Non-porous surfaces include painted wood or metal, glass, plastics, and polished surfaces. The best latent print development techniques for non-porous surfaces are oxide, florescent, magnetic, metallic, or a combination of print powders (Sirchie, 2002). Fingerprint powders rely on the mechanical adherence of powder particles to the moisture and oily components of skin ridge deposits of the latent prints (Lee & Gaensslen, 2001). It should be noted that just because these methods are the reported best technique for recovery of latent prints from porous and non-porous surfaces it does not mean a latent print can be recovered every time, like on CSI.

In a CSI: Crime Scene Investigation episode called “Burked” (Mendelsohn, Zuiker, & Cannon, 2001),  Detective Brass asks a CSI technician, “Can you get a print off those balloons?” The technician replies “I can get a print off of air”. Statements like this one may make viewers believe that fingerprint evidence is always recoverable (VanLaerhoven & Anderson, 2009). Actually, fingerprints may not be available for a number of reasons.

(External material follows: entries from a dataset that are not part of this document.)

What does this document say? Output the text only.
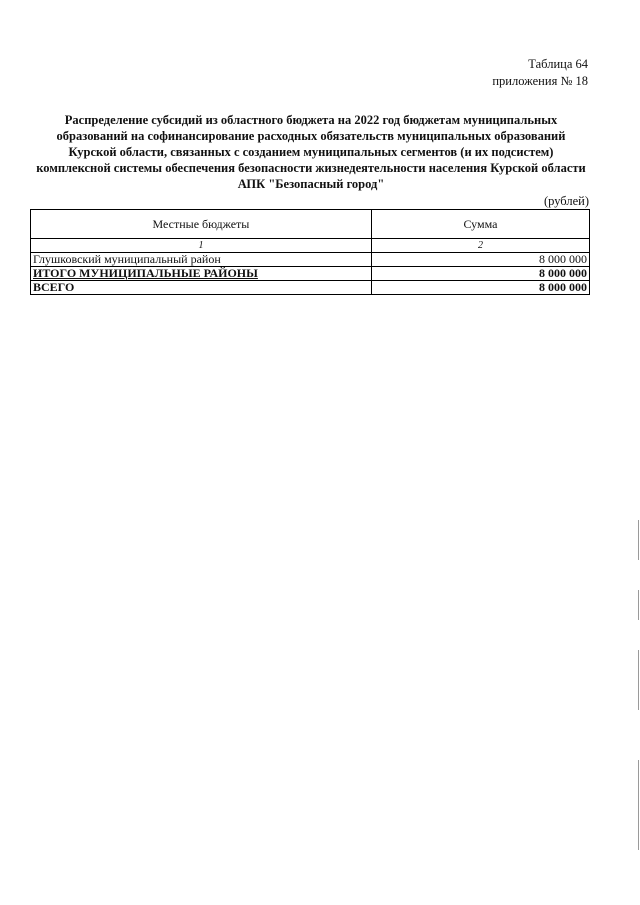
Таблица 64
приложения № 18
Распределение субсидий из областного бюджета на 2022 год бюджетам муниципальных
образований на софинансирование расходных обязательств муниципальных образований
Курской области, связанных с созданием муниципальных сегментов (и их подсистем)
комплексной системы обеспечения безопасности жизнедеятельности населения Курской области
АПК "Безопасный город"
(рублей)
Местные бюджеты	Сумма
1	2
Глушковский муниципальный район	8 000 000
ИТОГО МУНИЦИПАЛЬНЫЕ РАЙОНЫ	8 000 000
ВСЕГО	8 000 000
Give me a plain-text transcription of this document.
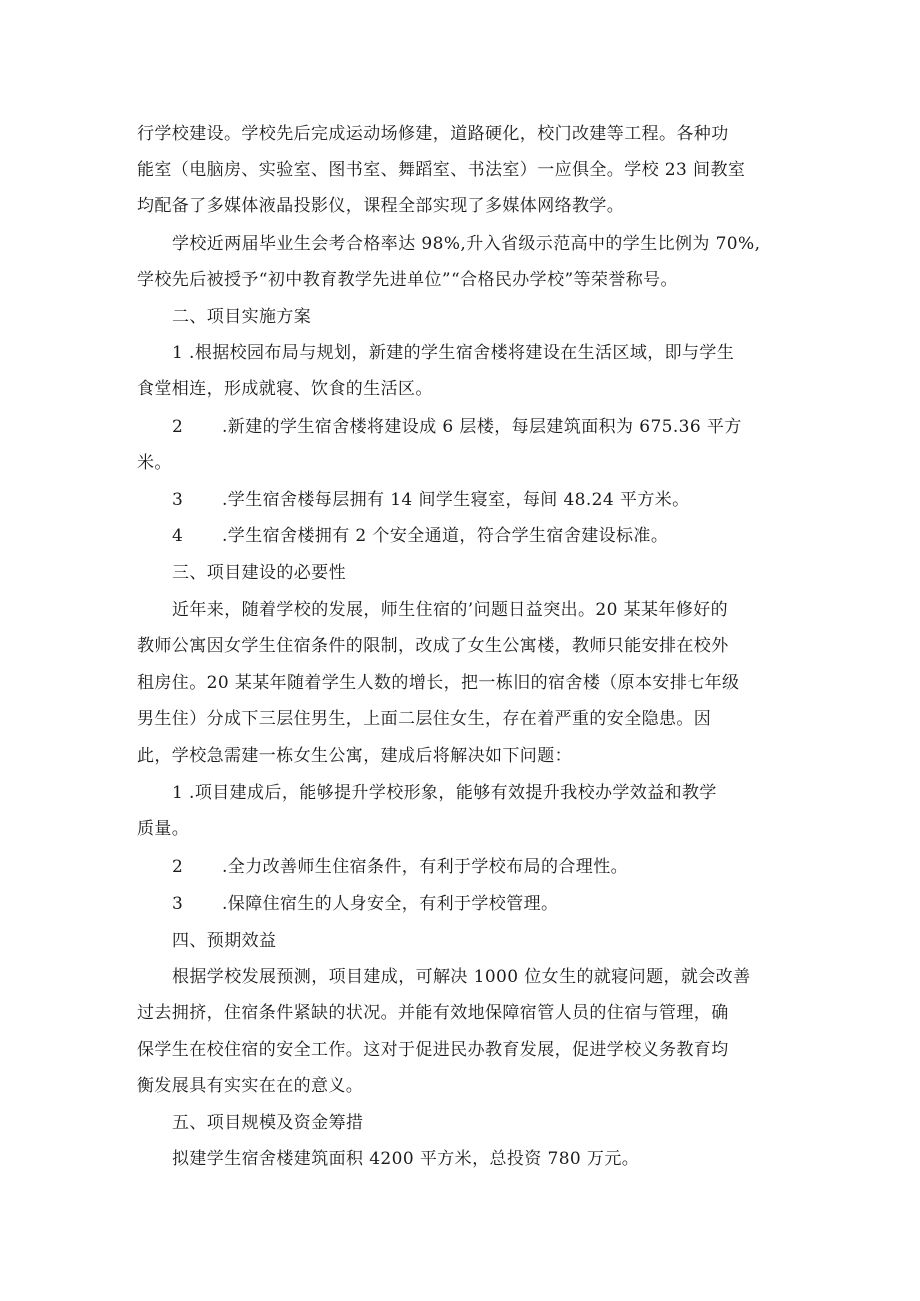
行学校建设。学校先后完成运动场修建，道路硬化，校门改建等工程。各种功
能室（电脑房、实验室、图书室、舞蹈室、书法室）一应俱全。学校 23 间教室
均配备了多媒体液晶投影仪，课程全部实现了多媒体网络教学。
学校近两届毕业生会考合格率达 98%,升入省级示范高中的学生比例为 70%,
学校先后被授予“初中教育教学先进单位”“合格民办学校”等荣誉称号。
二、项目实施方案
1 .根据校园布局与规划，新建的学生宿舍楼将建设在生活区域，即与学生
食堂相连，形成就寝、饮食的生活区。
2 .新建的学生宿舍楼将建设成 6 层楼，每层建筑面积为 675.36 平方
米。
3 .学生宿舍楼每层拥有 14 间学生寝室，每间 48.24 平方米。
4 .学生宿舍楼拥有 2 个安全通道，符合学生宿舍建设标准。
三、项目建设的必要性
近年来，随着学校的发展，师生住宿的’问题日益突出。20 某某年修好的
教师公寓因女学生住宿条件的限制，改成了女生公寓楼，教师只能安排在校外
租房住。20 某某年随着学生人数的增长，把一栋旧的宿舍楼（原本安排七年级
男生住）分成下三层住男生，上面二层住女生，存在着严重的安全隐患。因
此，学校急需建一栋女生公寓，建成后将解决如下问题：
1 .项目建成后，能够提升学校形象，能够有效提升我校办学效益和教学
质量。
2 .全力改善师生住宿条件，有利于学校布局的合理性。
3 .保障住宿生的人身安全，有利于学校管理。
四、预期效益
根据学校发展预测，项目建成，可解决 1000 位女生的就寝问题，就会改善
过去拥挤，住宿条件紧缺的状况。并能有效地保障宿管人员的住宿与管理，确
保学生在校住宿的安全工作。这对于促进民办教育发展，促进学校义务教育均
衡发展具有实实在在的意义。
五、项目规模及资金筹措
拟建学生宿舍楼建筑面积 4200 平方米，总投资 780 万元。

Many materials are not conducive to retaining prints and weathering of surfaces may have also removed any prints (VanLaerhoven & Anderson, 2009). Rarely people leave crisp detailed complete latent prints behind that are seen weekly on CSI. It is entirely possible to touch an item and not leave behind a latent print. When most people touch something, they only contact the surface with part of the fingerpad, and often moving their fingers creating a smudged print (VanLaerhoven & Anderson, 2009).  A smudged print can not be used for comparison and hold very little evidentiary value. For example, it is particularly difficult to retrieve a latent print from rough surfaces such as wood, cloth, skin, cardboard, or Styrofoam. Latent prints may also be partial prints, smeared, or on top of each other (Fischer, 2008). Realistically, smooth shinny surfaces are the best sources for clear, complete latent prints suitable for comparison and identification (Fischer, 2008).